Последний Вечный Златого Леса. Последний. Других у этих полумёртвых деревьев уже не будет.
Теперь она знала — теперь она чётко сознавала причины каждого из его действий. Вечные не предают. Он не солгал ей. Он сказал чистую правду.
Теперь она сама пойдёт до конца. Даже если ради этого потребуется умереть. Теперь она знает.
Вечные не предают.
— Не положено! — рявкнул страж, стоявший у двери, вытянувшийся, сжимающий в руках своё жалкое оружие. Второй промолчал — он, возвышающийся у второй створки, как для эльфа, был слишком крупен, и просто угрожающе взвесил в руке копьё, которым планировал, если понадобится, нанести удар. Ни в одном из них не было ни капельки верности, они не собирались стоять насмерть ради благодати Каены Первой, но всё же — стояли тут. Потому что, вероятно, выбора у них как такового и не было.
Роларэн не проронил ни слова. Стоило только копьям скреститься у него перед глазами — лишь вскинул руку, и двери раскрылись сами по себе.
Силовой волной швырнуло на пол тронного зала эльфов. Остроухие — теперь Шэрра могла оценить всё презрение, пылавшее в словах людей по отношению к смертным — пусть они об этом и не ведали, — представителям эльфийского рода. Остроухие — не эльфы, а жалкая пародия на них, то, что надо вытравить, будто бы паразита, выжечь.
Выжечь.
Она чувствовала, как Роларэн уверенно сжимал её запястье, как чеканно звучал его шаг. Она чувствовала его уверенность и его потустороннюю и в тот же момент такую невообразимо близкую боль.
Королева, застывшая в объятиях очередной своей жертвы — алтарь ли, или, может быть, тронный зал — разве это имело значение, где она из ритуальной чаши сделает глоток его силы и крови, где до дна изопьёт очередного несчастного.
Роларэн вновь вскинул руку — и мужчина, захрипев, сполз к ногам королевы. Тело его рассыпалось хлопьями пепла — и только ветер развеял их по воздуху.

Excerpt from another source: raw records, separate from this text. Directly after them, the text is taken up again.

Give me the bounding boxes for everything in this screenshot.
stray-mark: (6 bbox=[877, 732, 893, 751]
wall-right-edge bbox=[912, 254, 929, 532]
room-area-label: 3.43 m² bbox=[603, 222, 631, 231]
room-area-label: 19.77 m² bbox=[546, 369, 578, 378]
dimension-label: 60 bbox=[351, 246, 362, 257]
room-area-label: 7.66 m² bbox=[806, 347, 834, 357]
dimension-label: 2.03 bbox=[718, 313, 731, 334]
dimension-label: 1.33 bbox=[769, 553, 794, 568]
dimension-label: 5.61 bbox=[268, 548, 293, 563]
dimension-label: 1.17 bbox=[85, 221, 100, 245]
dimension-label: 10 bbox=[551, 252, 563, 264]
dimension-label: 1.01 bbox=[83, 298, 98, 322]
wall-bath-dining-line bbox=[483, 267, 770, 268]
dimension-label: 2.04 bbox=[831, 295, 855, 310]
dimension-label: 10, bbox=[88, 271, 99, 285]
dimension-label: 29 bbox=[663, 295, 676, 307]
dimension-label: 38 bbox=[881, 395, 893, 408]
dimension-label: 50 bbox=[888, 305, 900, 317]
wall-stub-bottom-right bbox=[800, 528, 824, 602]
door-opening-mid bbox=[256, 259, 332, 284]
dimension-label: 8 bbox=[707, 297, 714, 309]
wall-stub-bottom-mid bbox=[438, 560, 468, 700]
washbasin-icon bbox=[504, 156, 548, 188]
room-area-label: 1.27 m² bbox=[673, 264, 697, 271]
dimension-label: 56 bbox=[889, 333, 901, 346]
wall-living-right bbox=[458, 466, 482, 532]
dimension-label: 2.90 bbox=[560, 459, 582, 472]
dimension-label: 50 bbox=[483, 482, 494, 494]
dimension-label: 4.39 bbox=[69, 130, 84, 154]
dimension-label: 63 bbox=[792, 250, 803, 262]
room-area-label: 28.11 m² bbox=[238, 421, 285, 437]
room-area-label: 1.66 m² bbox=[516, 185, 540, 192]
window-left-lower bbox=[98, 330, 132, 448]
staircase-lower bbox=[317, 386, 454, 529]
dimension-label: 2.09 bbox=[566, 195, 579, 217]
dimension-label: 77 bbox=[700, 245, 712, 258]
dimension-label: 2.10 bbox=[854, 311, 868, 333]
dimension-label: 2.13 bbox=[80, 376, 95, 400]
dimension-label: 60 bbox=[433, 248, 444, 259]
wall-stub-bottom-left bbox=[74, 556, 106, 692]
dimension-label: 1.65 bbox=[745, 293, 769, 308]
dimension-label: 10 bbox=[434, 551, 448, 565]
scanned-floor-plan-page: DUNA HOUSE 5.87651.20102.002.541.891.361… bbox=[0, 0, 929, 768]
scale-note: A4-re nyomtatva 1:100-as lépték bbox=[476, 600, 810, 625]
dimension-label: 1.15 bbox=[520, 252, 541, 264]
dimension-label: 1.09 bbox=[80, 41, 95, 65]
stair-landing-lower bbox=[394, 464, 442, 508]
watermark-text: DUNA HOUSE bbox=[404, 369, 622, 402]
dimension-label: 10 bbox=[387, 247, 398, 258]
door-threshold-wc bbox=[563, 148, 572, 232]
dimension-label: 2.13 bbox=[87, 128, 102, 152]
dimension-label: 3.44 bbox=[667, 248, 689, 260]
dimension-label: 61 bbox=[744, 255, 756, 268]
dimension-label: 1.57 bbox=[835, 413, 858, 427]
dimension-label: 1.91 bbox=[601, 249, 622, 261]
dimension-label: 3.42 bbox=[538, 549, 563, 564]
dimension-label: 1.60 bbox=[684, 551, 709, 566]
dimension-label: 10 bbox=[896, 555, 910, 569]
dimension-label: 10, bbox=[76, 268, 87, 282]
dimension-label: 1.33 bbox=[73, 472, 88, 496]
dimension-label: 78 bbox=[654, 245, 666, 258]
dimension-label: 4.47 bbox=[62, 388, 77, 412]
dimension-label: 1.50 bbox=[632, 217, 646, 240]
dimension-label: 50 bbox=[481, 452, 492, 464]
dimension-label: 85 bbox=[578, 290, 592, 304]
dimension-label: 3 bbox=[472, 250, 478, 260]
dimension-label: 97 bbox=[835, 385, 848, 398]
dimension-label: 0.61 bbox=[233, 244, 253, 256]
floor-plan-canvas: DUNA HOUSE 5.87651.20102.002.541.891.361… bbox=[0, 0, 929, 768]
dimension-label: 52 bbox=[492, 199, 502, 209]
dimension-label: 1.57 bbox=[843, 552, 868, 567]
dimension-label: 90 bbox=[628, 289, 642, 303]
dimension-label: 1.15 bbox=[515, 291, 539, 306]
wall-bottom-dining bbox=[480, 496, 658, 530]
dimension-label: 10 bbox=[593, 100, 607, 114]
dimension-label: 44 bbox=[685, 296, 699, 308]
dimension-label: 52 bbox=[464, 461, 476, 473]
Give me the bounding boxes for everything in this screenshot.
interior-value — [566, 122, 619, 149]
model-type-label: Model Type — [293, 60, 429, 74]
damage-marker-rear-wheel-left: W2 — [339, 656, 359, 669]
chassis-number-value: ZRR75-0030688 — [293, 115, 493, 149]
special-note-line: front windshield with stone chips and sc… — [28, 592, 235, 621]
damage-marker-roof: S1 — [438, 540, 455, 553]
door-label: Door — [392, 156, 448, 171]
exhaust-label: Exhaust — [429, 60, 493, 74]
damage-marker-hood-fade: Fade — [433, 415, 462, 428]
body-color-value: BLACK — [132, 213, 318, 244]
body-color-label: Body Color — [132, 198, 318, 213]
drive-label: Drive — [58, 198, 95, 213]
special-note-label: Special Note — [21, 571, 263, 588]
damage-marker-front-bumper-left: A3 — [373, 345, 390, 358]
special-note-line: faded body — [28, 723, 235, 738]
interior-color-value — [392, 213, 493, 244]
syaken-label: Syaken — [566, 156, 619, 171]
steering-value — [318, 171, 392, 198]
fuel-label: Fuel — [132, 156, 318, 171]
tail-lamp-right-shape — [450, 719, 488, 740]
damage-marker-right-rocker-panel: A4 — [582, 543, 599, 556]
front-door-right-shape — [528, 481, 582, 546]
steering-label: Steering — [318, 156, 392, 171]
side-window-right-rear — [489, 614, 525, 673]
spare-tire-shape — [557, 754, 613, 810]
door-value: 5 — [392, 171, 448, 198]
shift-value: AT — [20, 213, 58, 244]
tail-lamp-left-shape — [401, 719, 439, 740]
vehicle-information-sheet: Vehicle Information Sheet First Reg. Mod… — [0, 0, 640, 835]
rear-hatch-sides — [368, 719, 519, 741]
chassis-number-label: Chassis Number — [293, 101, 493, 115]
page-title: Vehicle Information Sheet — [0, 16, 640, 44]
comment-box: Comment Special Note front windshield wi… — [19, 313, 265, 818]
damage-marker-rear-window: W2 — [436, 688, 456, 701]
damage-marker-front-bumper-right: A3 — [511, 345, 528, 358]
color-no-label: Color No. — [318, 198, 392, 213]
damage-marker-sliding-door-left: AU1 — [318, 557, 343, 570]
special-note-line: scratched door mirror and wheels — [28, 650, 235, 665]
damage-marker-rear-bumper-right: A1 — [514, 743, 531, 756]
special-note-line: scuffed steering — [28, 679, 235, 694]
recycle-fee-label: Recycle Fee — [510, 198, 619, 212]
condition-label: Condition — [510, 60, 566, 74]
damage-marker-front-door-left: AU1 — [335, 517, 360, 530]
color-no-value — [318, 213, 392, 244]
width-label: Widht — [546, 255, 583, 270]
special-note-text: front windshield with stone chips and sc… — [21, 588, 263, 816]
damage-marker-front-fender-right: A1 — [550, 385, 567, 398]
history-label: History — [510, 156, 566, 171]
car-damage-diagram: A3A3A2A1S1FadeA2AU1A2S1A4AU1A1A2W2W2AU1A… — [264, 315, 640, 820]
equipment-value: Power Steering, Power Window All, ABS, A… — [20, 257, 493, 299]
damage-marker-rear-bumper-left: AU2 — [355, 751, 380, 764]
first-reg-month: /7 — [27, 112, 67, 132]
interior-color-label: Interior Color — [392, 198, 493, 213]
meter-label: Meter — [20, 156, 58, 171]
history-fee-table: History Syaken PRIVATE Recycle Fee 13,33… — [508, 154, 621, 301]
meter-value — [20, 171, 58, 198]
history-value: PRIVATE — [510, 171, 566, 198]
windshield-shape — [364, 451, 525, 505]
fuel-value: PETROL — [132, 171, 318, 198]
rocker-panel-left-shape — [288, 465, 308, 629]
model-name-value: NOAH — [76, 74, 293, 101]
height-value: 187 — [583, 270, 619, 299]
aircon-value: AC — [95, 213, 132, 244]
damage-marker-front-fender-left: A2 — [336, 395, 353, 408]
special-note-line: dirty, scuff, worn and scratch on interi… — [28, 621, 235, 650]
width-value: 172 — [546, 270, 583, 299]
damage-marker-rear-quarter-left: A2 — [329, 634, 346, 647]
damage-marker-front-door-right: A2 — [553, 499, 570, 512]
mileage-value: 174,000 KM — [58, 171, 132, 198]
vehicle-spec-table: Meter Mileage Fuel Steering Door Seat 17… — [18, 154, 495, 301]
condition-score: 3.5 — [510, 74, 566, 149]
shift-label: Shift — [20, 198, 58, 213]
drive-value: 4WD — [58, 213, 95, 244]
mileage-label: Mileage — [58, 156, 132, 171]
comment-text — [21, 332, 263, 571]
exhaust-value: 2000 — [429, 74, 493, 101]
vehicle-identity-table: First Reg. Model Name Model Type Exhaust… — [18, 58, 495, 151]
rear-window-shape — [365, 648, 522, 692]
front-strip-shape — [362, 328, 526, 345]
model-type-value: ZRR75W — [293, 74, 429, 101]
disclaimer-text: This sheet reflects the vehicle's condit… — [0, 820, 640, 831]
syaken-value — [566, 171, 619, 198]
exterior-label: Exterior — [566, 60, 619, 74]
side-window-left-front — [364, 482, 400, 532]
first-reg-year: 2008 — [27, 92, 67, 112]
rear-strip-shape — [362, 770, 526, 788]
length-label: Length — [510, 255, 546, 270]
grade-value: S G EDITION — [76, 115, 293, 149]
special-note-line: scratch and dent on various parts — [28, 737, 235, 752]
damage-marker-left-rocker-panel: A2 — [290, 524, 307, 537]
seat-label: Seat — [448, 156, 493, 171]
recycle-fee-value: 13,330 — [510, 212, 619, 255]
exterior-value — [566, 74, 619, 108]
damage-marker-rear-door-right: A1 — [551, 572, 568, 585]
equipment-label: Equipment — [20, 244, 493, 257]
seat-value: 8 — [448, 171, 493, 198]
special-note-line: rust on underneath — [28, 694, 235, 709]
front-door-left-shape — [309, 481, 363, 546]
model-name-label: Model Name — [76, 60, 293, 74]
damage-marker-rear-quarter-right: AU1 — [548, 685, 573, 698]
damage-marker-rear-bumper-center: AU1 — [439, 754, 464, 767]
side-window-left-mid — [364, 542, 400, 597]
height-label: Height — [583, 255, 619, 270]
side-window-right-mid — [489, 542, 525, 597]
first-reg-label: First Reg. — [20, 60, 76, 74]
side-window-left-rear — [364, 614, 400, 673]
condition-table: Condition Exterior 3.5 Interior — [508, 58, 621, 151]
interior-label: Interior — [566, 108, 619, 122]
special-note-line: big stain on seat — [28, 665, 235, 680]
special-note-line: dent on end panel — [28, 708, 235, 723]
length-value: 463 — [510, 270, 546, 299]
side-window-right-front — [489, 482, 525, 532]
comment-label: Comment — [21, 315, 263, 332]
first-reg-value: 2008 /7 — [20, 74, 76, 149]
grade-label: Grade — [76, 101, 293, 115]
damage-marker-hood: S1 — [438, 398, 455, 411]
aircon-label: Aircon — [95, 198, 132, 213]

— Каена, — равнодушно промолвил Роларэн. — Я ожидал от тебя большего. Они смертны. Их кровь гнила на вкус. Неужели ты не смогла отыскать ничего другого?
— Ты не кажешься мне сломленным, — она ступила на шаг ближе к ним. — но ты привёл девчонку. Принимать ли это, как признак твоего подчинения моей власти, Роларэн?
— Как признак признания равенства, Каена.
Он отпустил руку Шэрры — она чувствовала, как странное тепло отхлынуло от неё к мужчине, и быстро склонил голову в странном, совершенно не преисполненным почтения поклоне. Он не должен был вести себя так с самой королевой, и Каена об этом отлично знала, но не проронила ни единого слова против.
Может быть, она не могла найти в себе силы возразить.
Вечный казался просто кошмарным. На его фоне все остальные — Шэрра знала, что эльфов было много, но поразилась, увидев слуг, набившихся в тронный зал, явившихся на шум, — казались сломанными тонконогими куклами.
У Вечных была сильная кровь. Красивые, статные мужчины, привлекавшие даже человеческих женщин, разве что — слишком острые, угловатые, с тонкими длинными пальцами, способными творить иллюзию, сражающиеся до самого мига собственного падения.
От той сильной крови ничего и не осталось. Только жалкие, хрупкие смертные. А эльфийки, напротив, грубели.
— Она — это замечательный сюрприз, Роларэн, — прошептала Каена. — И я вправду безумно рада, что ты одумался.
— Я не одумался, — покачал головой Роларэн. — Я вернулся в свой дом.
Дом, в котором он был хозяином.
Каена долго смотрела на него — молчала, потому что не могла подобрать слова. Рэн не дополнял своё высказывание ни единым словом — будто бы так всё и остановилось, не в праве меняться ни на миг.
Она наконец-то улыбнулась. Улыбнулась как-то слабо, словно пыталась выдавить это счастье, запутавшееся где-то в груди, из себя, будто бы надеялась на то, что у неё ещё есть какой-нибудь шанс всё исправить.
Она стояла в пепле, но не заметила этого. Мелкие пылинки разлетались по всему тронному залу, рассветное солнце даже не пыталось прорваться сквозь густые туманы у стёкол, рычали Твари Туманные.
— Каена, — протянул Роларэн, делая шаг навстречу. — Не разочарована ли ты, моя дорогая? Или, может быть, тебе мешают твои бессмысленные слуги? Неужели ты не чувствуешь, как мало дают они тебе силы? Как слабо в тебе нынче играет моя кровь?
Она содрогнулась и подняла голову.
— Ты воскресила моё имя, — отметил Роларэн. — Что ж, вероятно, ты должна была осознавать, что теперь во мне нет раскола.